Any logistical problem means products take longer to get to their destination. As reported by several African agro-exporters, delays in logistics are leading to shortages in storage capacity, more specifically cold storage capacity.

The labor shortage is the third main issue F&V exporters are facing. Limitation of movement is one of the main reasons, but also fear of infection by workers. High-value supply chains are particularly affected and these include food processing plants, which are labour-intensive. Currently, most of the sorting and packing lines do not comply with the social distancing requirements.

The route to resilience: disruptions can also bring opportunities

The crisis is also seen as an opportunity to build more resilient food systems. As quick as the effects of the pandemic have been, we have also seen quick responses that are allowing the fresh produce sector to recover and reestablish itself.

E-commerce & digital marketing: global lockdowns have forced brands to adapt to an online business model whether they were ready or not. Social media and e-commerce (online sales) is already a strategy many farmers are using to sell their produce and an easy way to create linkages between farmers and consumers.
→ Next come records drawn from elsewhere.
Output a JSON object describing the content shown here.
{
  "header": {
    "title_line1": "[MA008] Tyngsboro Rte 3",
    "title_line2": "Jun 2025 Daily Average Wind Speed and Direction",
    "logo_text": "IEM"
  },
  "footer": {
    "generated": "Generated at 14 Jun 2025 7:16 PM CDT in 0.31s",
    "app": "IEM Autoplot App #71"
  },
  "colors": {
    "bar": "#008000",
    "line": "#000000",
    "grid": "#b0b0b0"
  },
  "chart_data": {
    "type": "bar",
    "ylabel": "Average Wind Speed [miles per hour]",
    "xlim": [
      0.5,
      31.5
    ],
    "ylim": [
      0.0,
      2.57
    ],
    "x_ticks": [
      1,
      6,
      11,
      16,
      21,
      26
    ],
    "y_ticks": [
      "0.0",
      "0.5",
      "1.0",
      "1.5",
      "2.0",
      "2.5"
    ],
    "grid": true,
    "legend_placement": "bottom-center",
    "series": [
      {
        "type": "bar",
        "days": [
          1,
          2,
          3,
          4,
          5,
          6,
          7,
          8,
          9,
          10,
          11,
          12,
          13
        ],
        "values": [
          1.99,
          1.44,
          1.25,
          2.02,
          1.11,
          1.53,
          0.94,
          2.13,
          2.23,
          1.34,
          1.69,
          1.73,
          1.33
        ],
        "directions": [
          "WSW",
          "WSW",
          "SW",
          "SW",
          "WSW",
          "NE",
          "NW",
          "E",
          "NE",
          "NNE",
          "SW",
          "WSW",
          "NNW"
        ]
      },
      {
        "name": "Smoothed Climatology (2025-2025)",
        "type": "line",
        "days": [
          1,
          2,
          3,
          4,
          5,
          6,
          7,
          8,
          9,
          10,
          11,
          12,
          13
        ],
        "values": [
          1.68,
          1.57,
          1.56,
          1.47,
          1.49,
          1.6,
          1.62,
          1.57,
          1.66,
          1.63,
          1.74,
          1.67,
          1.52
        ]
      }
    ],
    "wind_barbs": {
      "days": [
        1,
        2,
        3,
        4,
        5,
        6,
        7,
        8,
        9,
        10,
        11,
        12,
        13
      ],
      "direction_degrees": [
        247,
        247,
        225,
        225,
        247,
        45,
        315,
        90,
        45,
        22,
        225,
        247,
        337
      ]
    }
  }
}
One of the principal recommendations for making the jump into digital is to first make sure customers know you are operative and that you have pivoted your offering to online sales, local markets, value-added products etc. Social media is a good way to inform people about this and to promote company websites and pictures of your operations, highlighting standards in terms of hygiene, certifications and quality[2].
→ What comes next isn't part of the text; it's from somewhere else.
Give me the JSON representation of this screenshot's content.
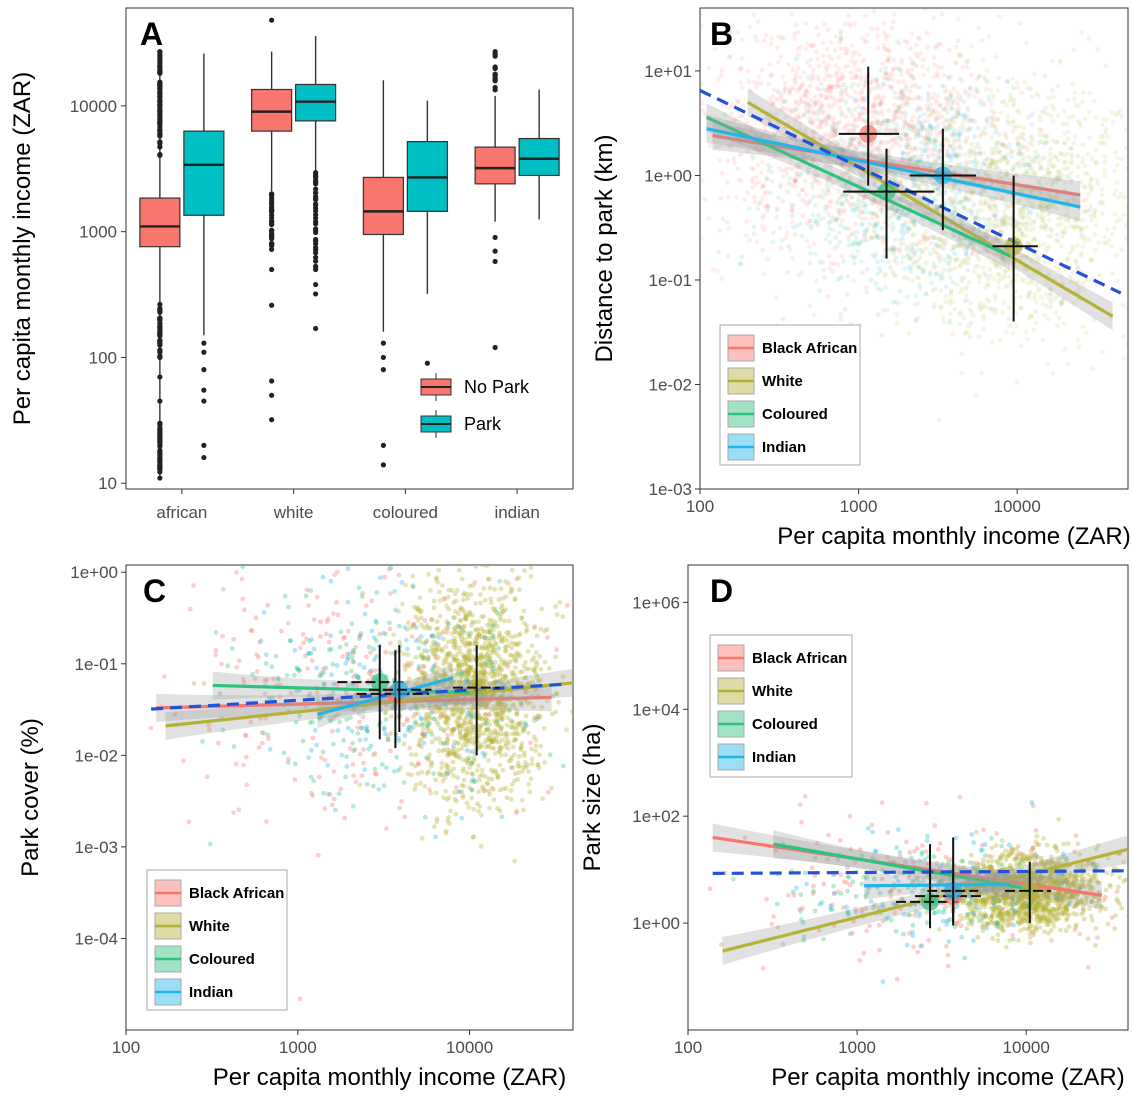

Local trade: considering how consumption has changed with lockdowns, the local demand for fresh produce has increased considerably. Agribusinesses, especially exporters, of some fresh products, have had order reductions or cancellations, forcing them to redirect products to local markets (supermarkets), or consider value-addition processing. Many supermarkets have suffered a shortage of fresh supplies, they have had to keep up with the increased demand and look for more suppliers. Local demand will increase once open markets are allowed to operate.
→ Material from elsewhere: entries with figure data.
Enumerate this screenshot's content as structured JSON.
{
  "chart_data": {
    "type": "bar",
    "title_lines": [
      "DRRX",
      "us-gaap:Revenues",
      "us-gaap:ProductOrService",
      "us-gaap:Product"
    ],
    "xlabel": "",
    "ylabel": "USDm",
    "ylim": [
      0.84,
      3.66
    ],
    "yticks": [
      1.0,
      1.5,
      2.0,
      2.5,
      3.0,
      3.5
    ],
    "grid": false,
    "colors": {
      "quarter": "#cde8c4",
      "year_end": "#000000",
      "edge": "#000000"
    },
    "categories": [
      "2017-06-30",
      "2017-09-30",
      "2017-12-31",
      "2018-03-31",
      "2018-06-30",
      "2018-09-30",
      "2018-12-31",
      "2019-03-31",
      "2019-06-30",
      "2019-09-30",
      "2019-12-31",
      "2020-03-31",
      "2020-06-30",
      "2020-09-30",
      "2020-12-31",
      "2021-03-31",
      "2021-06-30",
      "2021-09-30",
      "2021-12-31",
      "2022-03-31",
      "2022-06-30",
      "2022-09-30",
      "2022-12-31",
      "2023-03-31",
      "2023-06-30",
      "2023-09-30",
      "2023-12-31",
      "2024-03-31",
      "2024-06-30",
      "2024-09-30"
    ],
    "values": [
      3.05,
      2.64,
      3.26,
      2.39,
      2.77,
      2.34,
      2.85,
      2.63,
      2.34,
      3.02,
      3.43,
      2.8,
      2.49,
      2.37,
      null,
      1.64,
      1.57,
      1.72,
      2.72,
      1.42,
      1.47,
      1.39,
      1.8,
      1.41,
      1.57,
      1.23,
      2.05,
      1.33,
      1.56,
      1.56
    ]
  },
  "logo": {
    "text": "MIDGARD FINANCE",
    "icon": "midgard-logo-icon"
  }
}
Interregional trade: Another way to reduce dependence on exports is to strengthen regional trade, by selling to neighbouring countries. For instance, several agro-exporters in Zimbabwe traditionally selling to UK markets, have started to sell to South African markets. Many organizations, such as World Bank and FAO, are promoting the strength of the African Continental Free Trade Area, aimed at creating a single market for goods and services, as well as promoting the movement of people across borders. As a response to the pandemic, requests have been made regarding reducing import tariffs and temporarily reducing value-added taxes, as well as other taxes, as a way to rapidly facilitate regional trade.

Farm logistics: Longer time lags in logistics are generating temporary over-stock of produce, which has meant that many farmers are lacking sufficient cold storage in order for it to arrive at the destination with good quality standards and sufficient shelf life. Many agro-exporters have reported they urgently require immediate cold storage capacity and have rented reefers, cold room space from third-party logistics (3PL) providers, and have rented out space to other farmers or whatever option was available.

Therefore, many have argued that there is a lack of cold storage service providers specifically those who can offer rental and portable cold rooms and pre-coolers, that can be placed anywhere close to production points, thus reducing the need for mobility because they are movable according to requirements or seasons.